Sentence boundary disambiguation (SBD) is a central problem in the field of NLP. Unfortunately, those I've found and used in the past aren't in C (as it's not the favourite language for string based tasks, unless speed is a major issue)
Pipeline
If at all possible I'd create a simple pipeline - if on a Unix system this shouldn't be a problem, but even if you're on Windows with a scripting language you should be able to fill in the gaps. This means that the SBD can be the best tool for the job, not merely the only SBD you could find for language Z. For example,
./pdfconvert | SBD | my_C_tool > ...
This is the standard way we do things in my work, and unless you have more strict requirements than you've stated it should be fine.
Tools
In regards to the tools you can use,
- I'd suggest MXTERMINATOR, which is a SBD tool using Maximum Entropy modelling, as my supervisors used it in their own work recently. According to them it did miss a few sentence splits, but that was easily fixed by a sed script. They were doing SBD on astronomical papers. The main site appears down at the moment, but there is an FTP mirror available here.
- OpenNLP have a reimplementation of the above algorithm using Maximum Entropy modelling in Java (JavaDoc) and is more up to date with a seemingly stronger community behind it.
- Sentrick and many others exist also. For more there is an older list here that may be of use.
Models and Training
Now, some of these tools may give you good results out of the box, but some may not. OpenNLP includes a model for English sentence detection out of the box, which may work for you. If your domain is significantly different to the one which the tools were trained on they may not perform well however. For example, if they were trained on newspaper text they may be very good at that task but horrible at letters.

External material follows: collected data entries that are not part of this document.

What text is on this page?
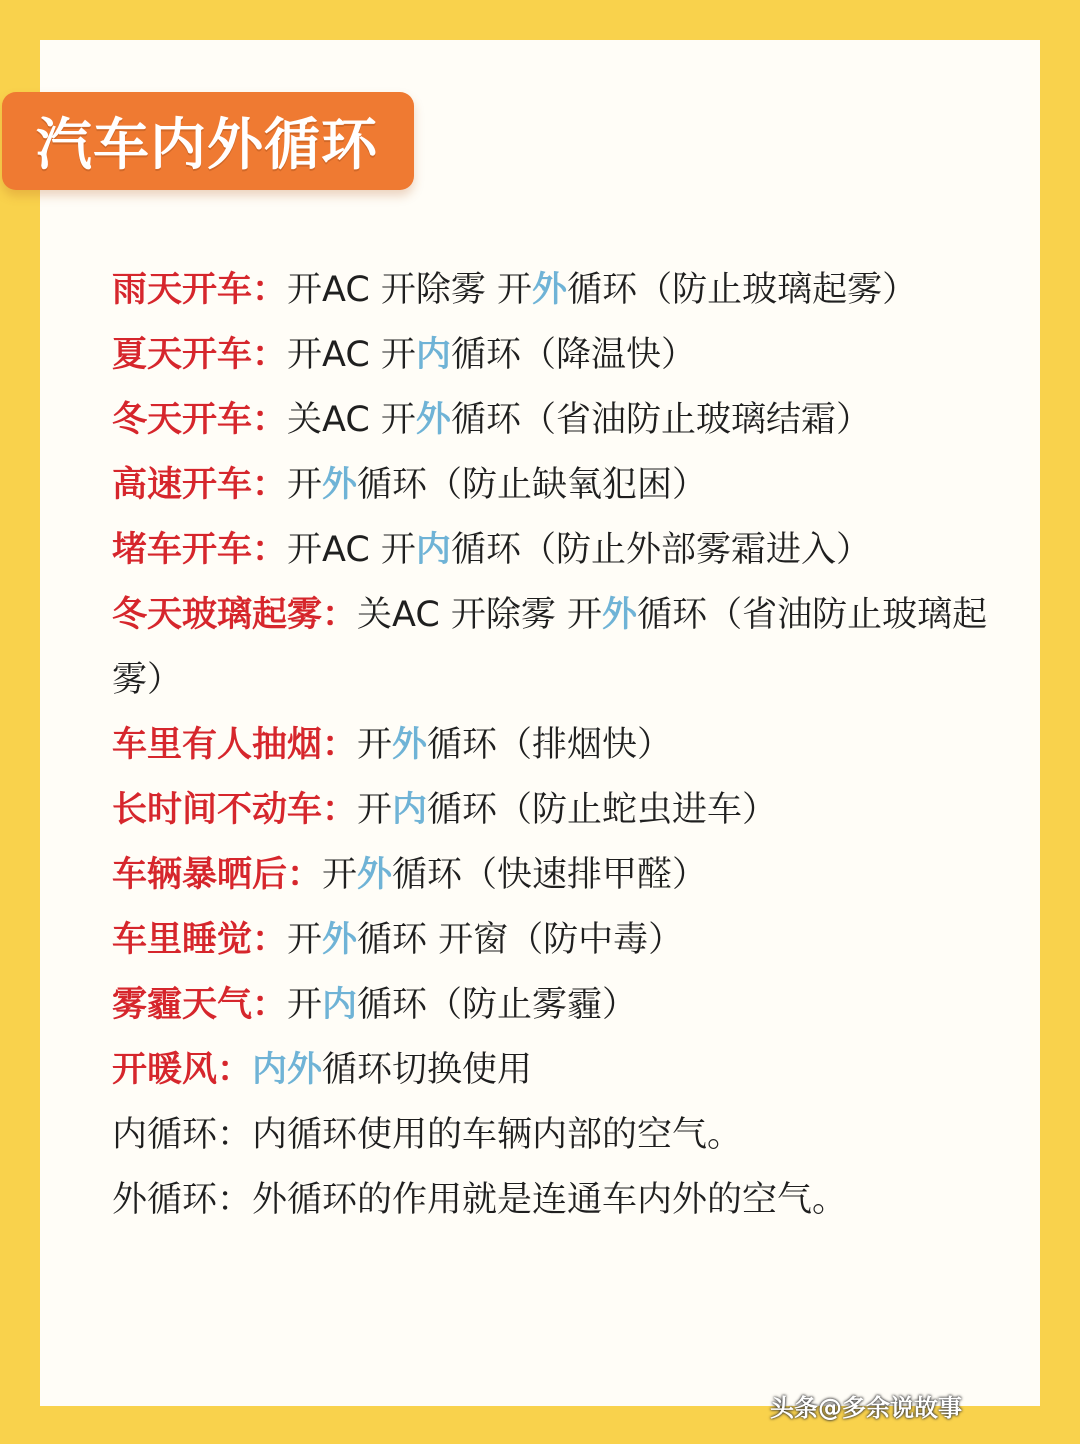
汽车内外循环

雨天开车：开AC 开除雾 开外循环（防止玻璃起雾）

夏天开车：开AC 开内循环（降温快）

冬天开车：关AC 开外循环（省油防止玻璃结霜）

高速开车：开外循环（防止缺氧犯困）

堵车开车：开AC 开内循环（防止外部雾霜进入）

冬天玻璃起雾：关AC 开除雾 开外循环（省油防止玻璃起雾）

车里有人抽烟：开外循环（排烟快）

长时间不动车：开内循环（防止蛇虫进车）

车辆暴晒后：开外循环（快速排甲醛）

车里睡觉：开外循环 开窗（防中毒）

雾霾天气：开内循环（防止雾霾）

开暖风：内外循环切换使用

内循环：内循环使用的车辆内部的空气。

外循环：外循环的作用就是连通车内外的空气。

头条@多余说故事
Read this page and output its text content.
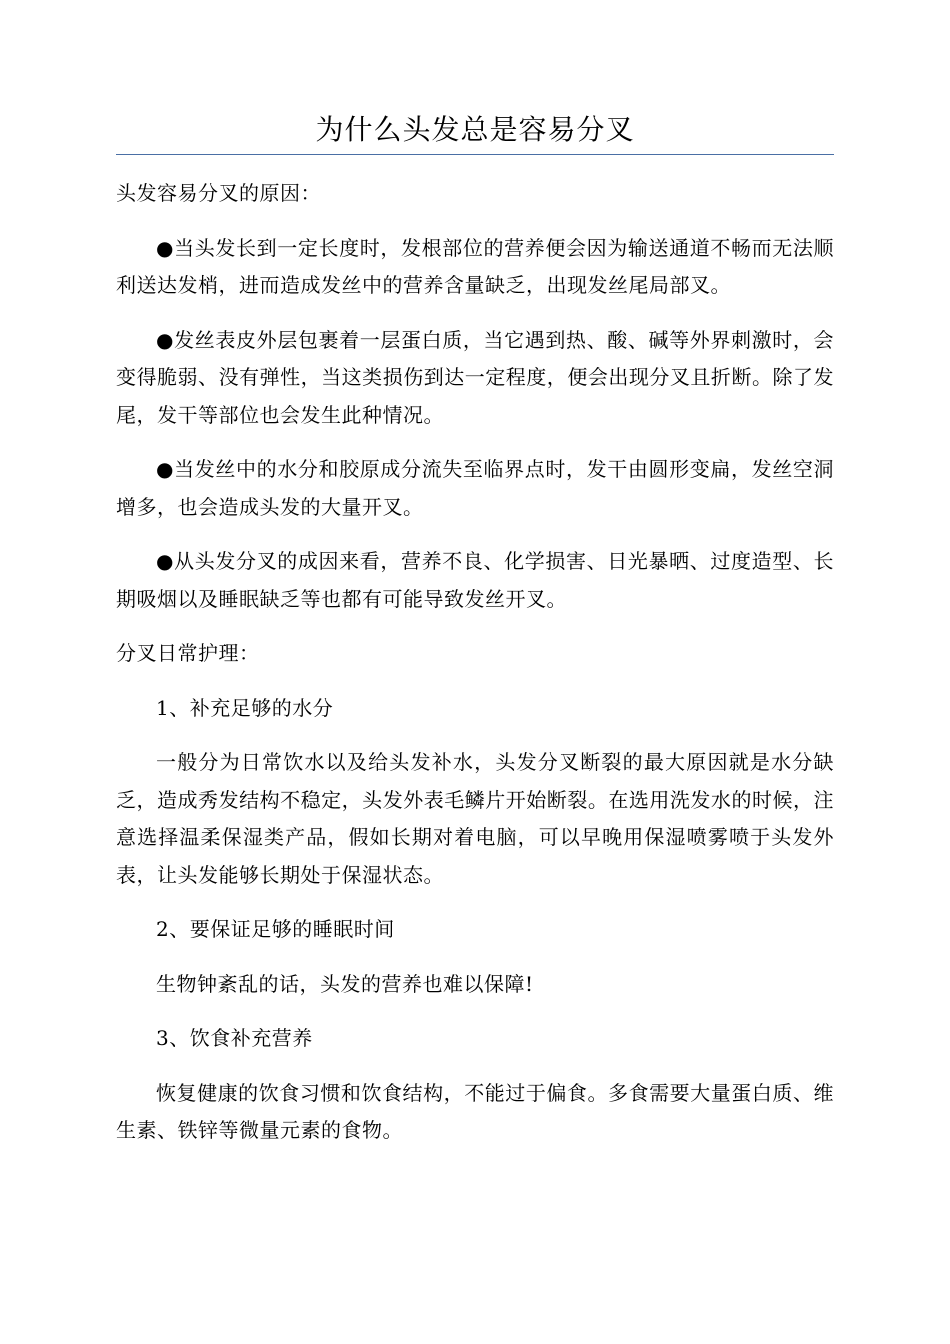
为什么头发总是容易分叉

头发容易分叉的原因：

●当头发长到一定长度时，发根部位的营养便会因为输送通道不畅而无法顺利送达发梢，进而造成发丝中的营养含量缺乏，出现发丝尾局部叉。

●发丝表皮外层包裹着一层蛋白质，当它遇到热、酸、碱等外界刺激时，会变得脆弱、没有弹性，当这类损伤到达一定程度，便会出现分叉且折断。除了发尾，发干等部位也会发生此种情况。

●当发丝中的水分和胶原成分流失至临界点时，发干由圆形变扁，发丝空洞增多，也会造成头发的大量开叉。

●从头发分叉的成因来看，营养不良、化学损害、日光暴晒、过度造型、长期吸烟以及睡眠缺乏等也都有可能导致发丝开叉。

分叉日常护理：

1、补充足够的水分

一般分为日常饮水以及给头发补水，头发分叉断裂的最大原因就是水分缺乏，造成秀发结构不稳定，头发外表毛鳞片开始断裂。在选用洗发水的时候，注意选择温柔保湿类产品，假如长期对着电脑，可以早晚用保湿喷雾喷于头发外表，让头发能够长期处于保湿状态。

2、要保证足够的睡眠时间

生物钟紊乱的话，头发的营养也难以保障!

3、饮食补充营养

恢复健康的饮食习惯和饮食结构，不能过于偏食。多食需要大量蛋白质、维生素、铁锌等微量元素的食物。
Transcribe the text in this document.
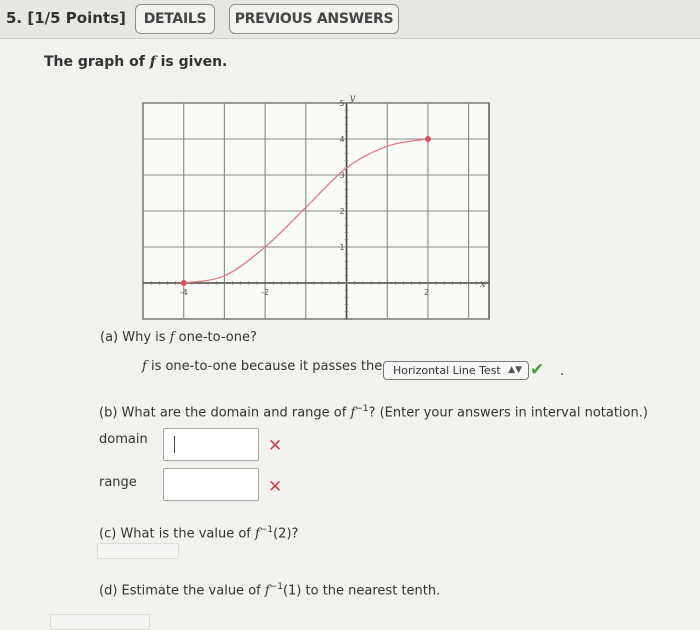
5. [1/5 Points]	DETAILS	PREVIOUS ANSWERS
The graph of f is given.
x
y
-4	-2	2
1
2
3
4
5
(a) Why is f one-to-one?
f is one-to-one because it passes the Horizontal Line Test ▲▼ ✔ .
(b) What are the domain and range of $f^{-1}$? (Enter your answers in interval notation.)
domain	✕
range	✕
(c) What is the value of $f^{-1}(2)$?
(d) Estimate the value of $f^{-1}(1)$ to the nearest tenth.
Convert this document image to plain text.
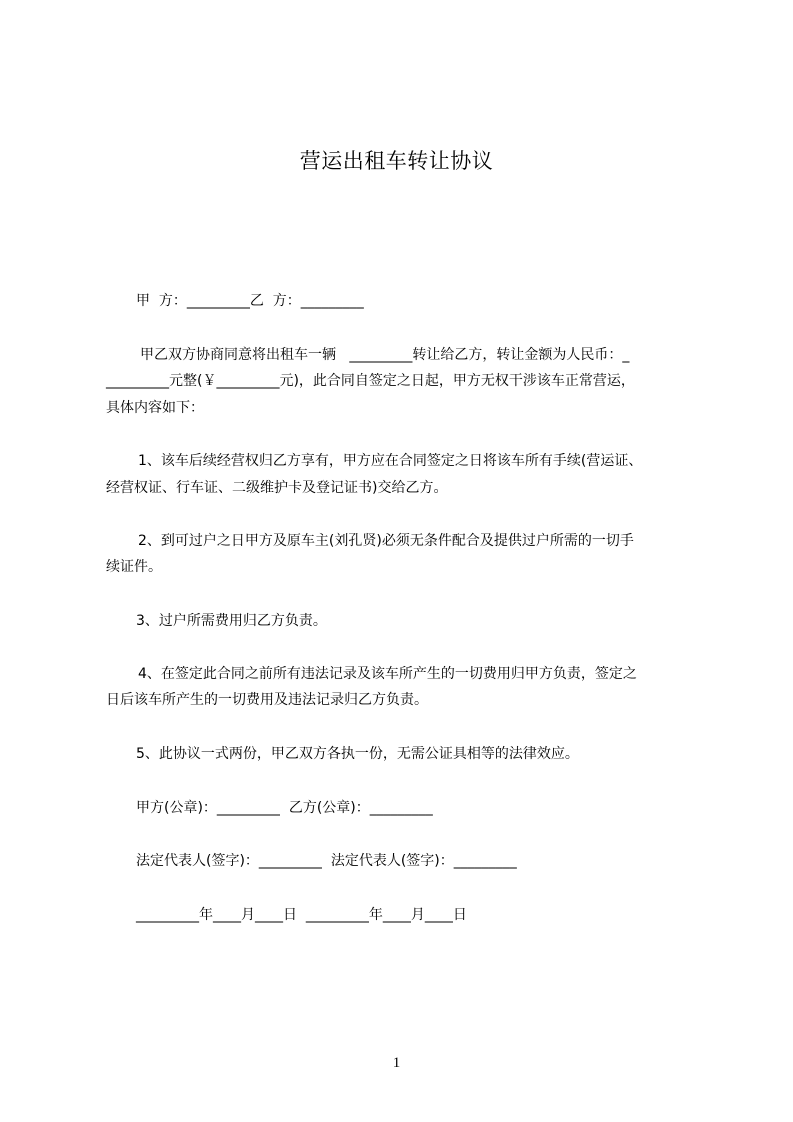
营运出租车转让协议
甲  方：_________乙  方：_________
甲乙双方协商同意将出租车一辆   _________转让给乙方，转让金额为人民币：_
_________元整(￥_________元)，此合同自签定之日起，甲方无权干涉该车正常营运，
具体内容如下：
1、该车后续经营权归乙方享有，甲方应在合同签定之日将该车所有手续(营运证、
经营权证、行车证、二级维护卡及登记证书)交给乙方。
2、到可过户之日甲方及原车主(刘孔贤)必须无条件配合及提供过户所需的一切手
续证件。
3、过户所需费用归乙方负责。
4、在签定此合同之前所有违法记录及该车所产生的一切费用归甲方负责，签定之
日后该车所产生的一切费用及违法记录归乙方负责。
5、此协议一式两份，甲乙双方各执一份，无需公证具相等的法律效应。
甲方(公章)：_________  乙方(公章)：_________
法定代表人(签字)：_________  法定代表人(签字)：_________
_________年____月____日  _________年____月____日
1
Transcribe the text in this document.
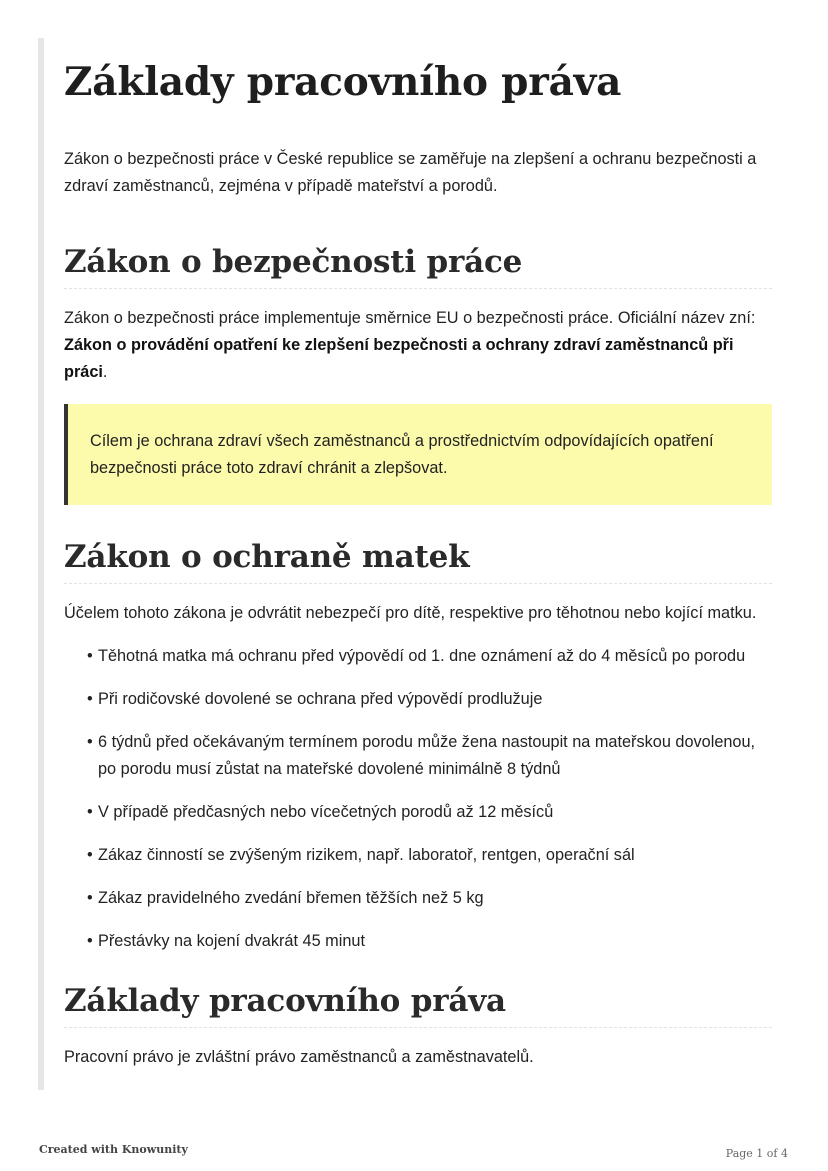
Základy pracovního práva

Zákon o bezpečnosti práce v České republice se zaměřuje na zlepšení a ochranu bezpečnosti a zdraví zaměstnanců, zejména v případě mateřství a porodů.

Zákon o bezpečnosti práce

Zákon o bezpečnosti práce implementuje směrnice EU o bezpečnosti práce. Oficiální název zní: Zákon o provádění opatření ke zlepšení bezpečnosti a ochrany zdraví zaměstnanců při práci.

Cílem je ochrana zdraví všech zaměstnanců a prostřednictvím odpovídajících opatření bezpečnosti práce toto zdraví chránit a zlepšovat.

Zákon o ochraně matek

Účelem tohoto zákona je odvrátit nebezpečí pro dítě, respektive pro těhotnou nebo kojící matku.

• Těhotná matka má ochranu před výpovědí od 1. dne oznámení až do 4 měsíců po porodu
• Při rodičovské dovolené se ochrana před výpovědí prodlužuje
• 6 týdnů před očekávaným termínem porodu může žena nastoupit na mateřskou dovolenou, po porodu musí zůstat na mateřské dovolené minimálně 8 týdnů
• V případě předčasných nebo vícečetných porodů až 12 měsíců
• Zákaz činností se zvýšeným rizikem, např. laboratoř, rentgen, operační sál
• Zákaz pravidelného zvedání břemen těžších než 5 kg
• Přestávky na kojení dvakrát 45 minut
Základy pracovního práva

Pracovní právo je zvláštní právo zaměstnanců a zaměstnavatelů.

Created with Knowunity	Page 1 of 4
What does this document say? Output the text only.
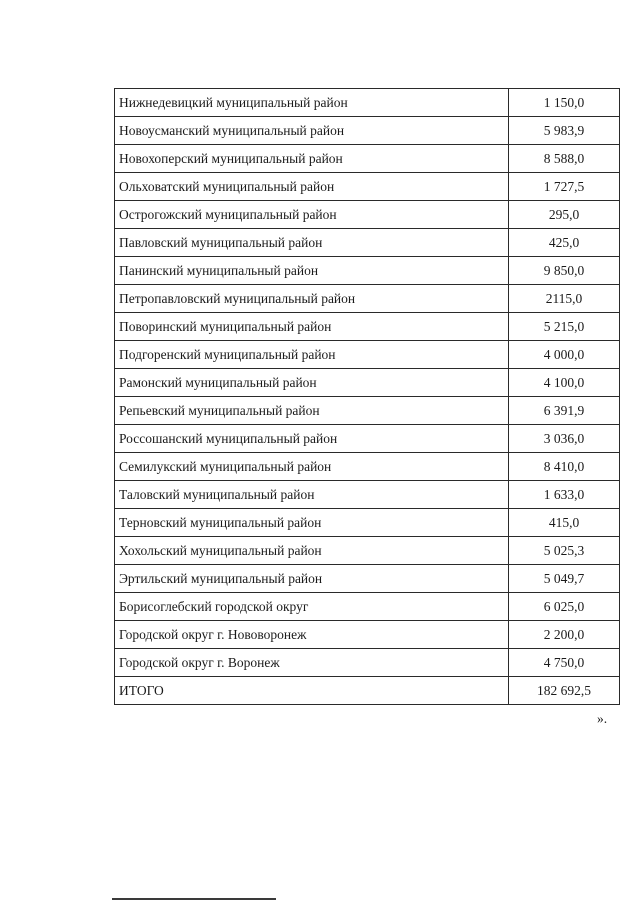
Нижнедевицкий муниципальный район	1 150,0
Новоусманский муниципальный район	5 983,9
Новохоперский муниципальный район	8 588,0
Ольховатский муниципальный район	1 727,5
Острогожский муниципальный район	295,0
Павловский муниципальный район	425,0
Панинский муниципальный район	9 850,0
Петропавловский муниципальный район	2115,0
Поворинский муниципальный район	5 215,0
Подгоренский муниципальный район	4 000,0
Рамонский муниципальный район	4 100,0
Репьевский муниципальный район	6 391,9
Россошанский муниципальный район	3 036,0
Семилукский муниципальный район	8 410,0
Таловский муниципальный район	1 633,0
Терновский муниципальный район	415,0
Хохольский муниципальный район	5 025,3
Эртильский муниципальный район	5 049,7
Борисоглебский городской округ	6 025,0
Городской округ г. Нововоронеж	2 200,0
Городской округ г. Воронеж	4 750,0
ИТОГО	182 692,5
».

As such, you may want to train the SBD tool by giving it examples. Each of the tools should document this process, but I will warn you, it may be a bit of work. It would require you running the tool on document X, going through and manually fixing any incorrect splits and giving the correctly split document X back to the tool to train on. Depending on the sizes of the documents and the tool involved you may need to do this for one or a hundred documents until you get a reasonable result.
Good luck, and if you've any questions feel free to ask.